Over the winter break, I caught a strange case of nihilism. It was an inertia, stuck between the gravity of unfulfilled dreams, and a future that I may never create. I tried to find a reprieve in hope, a hope that I could one day move beyond my current, unimpressive self. But, sometimes we have to disavow hope in order for our days to pile up into progress.
A past Editor once said that reading Honi is taking part in a “collective delusion.”
For people who do not read Honi, it may all seem frivolous. However, for us who share this community — the nine other people who I share the editorship with, our treasured contributors, and our readers who pick up the paper off the stands — it is a world in itself. A space built by students, wide-eyed and self-serious, hoping to find somewhere to dream and grumble.
In sharing these spaces with other people, we forget the worlds which exist outside the narrow frames of reference we live through.
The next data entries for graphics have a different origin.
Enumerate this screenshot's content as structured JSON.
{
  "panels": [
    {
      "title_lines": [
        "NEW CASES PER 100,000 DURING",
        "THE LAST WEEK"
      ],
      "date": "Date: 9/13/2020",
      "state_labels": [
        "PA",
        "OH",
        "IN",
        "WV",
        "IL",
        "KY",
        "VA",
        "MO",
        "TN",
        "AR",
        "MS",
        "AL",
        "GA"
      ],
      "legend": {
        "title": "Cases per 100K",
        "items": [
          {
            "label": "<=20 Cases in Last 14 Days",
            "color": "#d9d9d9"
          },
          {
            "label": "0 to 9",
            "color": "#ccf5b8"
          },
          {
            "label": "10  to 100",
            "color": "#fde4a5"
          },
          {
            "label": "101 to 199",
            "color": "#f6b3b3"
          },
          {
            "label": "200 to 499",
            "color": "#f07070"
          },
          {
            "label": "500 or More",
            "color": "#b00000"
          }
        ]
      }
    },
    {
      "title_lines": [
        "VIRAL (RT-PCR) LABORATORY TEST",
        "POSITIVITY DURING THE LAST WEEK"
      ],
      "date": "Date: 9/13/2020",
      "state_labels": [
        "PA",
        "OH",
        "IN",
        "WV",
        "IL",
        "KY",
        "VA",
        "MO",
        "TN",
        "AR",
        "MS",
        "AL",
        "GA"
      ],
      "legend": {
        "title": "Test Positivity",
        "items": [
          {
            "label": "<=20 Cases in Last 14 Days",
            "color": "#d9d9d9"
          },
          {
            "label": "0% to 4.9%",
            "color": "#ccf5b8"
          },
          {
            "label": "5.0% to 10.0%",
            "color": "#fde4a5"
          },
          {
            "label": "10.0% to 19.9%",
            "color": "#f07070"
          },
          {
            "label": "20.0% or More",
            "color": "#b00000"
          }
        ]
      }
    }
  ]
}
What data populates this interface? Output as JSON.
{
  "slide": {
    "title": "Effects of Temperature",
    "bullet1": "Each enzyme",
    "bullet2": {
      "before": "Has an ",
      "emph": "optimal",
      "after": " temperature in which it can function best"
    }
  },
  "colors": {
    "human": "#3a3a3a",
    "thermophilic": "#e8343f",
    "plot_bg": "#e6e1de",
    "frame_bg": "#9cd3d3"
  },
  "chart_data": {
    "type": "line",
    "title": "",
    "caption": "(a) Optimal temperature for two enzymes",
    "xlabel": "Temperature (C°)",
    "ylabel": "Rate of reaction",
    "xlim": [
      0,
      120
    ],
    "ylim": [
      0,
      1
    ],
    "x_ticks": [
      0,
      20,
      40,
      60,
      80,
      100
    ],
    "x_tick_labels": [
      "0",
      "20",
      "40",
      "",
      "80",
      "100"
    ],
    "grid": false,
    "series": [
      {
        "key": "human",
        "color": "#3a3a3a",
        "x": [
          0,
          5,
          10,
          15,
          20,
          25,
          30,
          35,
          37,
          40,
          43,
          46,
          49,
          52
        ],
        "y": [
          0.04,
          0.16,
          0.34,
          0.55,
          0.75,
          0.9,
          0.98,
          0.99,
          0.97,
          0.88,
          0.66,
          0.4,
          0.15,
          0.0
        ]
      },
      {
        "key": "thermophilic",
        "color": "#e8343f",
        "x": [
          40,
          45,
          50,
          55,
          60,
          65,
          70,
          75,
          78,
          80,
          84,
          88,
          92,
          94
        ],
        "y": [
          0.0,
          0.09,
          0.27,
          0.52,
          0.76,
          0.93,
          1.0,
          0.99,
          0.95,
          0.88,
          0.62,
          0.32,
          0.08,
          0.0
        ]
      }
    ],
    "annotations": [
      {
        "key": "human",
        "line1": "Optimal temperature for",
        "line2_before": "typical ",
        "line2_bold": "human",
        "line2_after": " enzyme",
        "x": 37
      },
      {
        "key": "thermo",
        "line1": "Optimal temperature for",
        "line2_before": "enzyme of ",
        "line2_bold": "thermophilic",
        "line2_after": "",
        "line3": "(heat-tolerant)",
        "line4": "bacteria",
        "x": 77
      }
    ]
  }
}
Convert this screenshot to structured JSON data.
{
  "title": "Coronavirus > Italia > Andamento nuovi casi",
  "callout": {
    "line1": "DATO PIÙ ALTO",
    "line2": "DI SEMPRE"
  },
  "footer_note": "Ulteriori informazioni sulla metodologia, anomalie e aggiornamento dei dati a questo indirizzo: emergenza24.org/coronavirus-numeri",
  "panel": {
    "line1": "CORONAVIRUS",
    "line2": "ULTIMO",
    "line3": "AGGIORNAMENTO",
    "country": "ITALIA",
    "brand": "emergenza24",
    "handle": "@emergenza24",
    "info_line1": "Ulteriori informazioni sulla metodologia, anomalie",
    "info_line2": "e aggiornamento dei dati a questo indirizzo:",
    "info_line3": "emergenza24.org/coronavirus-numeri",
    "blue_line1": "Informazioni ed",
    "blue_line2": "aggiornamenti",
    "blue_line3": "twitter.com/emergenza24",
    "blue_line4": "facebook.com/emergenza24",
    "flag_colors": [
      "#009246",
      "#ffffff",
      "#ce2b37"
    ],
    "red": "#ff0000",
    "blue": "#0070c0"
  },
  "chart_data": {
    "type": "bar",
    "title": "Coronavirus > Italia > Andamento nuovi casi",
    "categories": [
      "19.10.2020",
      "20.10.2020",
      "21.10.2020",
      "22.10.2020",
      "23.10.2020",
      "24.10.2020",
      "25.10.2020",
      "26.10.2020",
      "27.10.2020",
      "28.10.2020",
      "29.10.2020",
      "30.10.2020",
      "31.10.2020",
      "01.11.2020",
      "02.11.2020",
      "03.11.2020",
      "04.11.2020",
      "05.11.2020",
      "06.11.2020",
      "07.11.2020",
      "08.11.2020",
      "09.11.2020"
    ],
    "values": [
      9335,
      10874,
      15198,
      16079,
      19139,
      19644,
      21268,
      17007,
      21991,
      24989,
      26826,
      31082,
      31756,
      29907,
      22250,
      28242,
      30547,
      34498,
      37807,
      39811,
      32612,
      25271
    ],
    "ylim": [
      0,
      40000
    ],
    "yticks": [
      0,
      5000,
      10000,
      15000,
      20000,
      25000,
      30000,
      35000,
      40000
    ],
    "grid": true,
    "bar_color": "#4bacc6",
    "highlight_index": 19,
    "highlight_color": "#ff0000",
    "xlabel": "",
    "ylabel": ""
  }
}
Though it is wise to keep an open-mind, there are times we should live in the warmth around us.
This edition, like any other, is a record of the strange, horrifying, and beautiful time we live in. I wrote the feature (p. 14) on unpaid student placements to shed light on what the cost of living crisis means for young people. Khanh Tran exposes the flaws in superficial university rankings (p. 8) and Ben C reminds us that young people can make change (p. 10). We look back, as Angus McGregor busts myths about Sydney’s history (p. 16), and Nicola Brayan asks us how we consider “time” in the first place (p. 12).
I often find myself thinking about time, and with Honi, legacy — to write and edit is to partake in a storied history of students dreaming above and beyond, telling the tales of people who are forgotten. When I’m in the right place, I realise I’m seeing it wrong. It’s always been about love, and that’s what keeps me, and this paper, alive.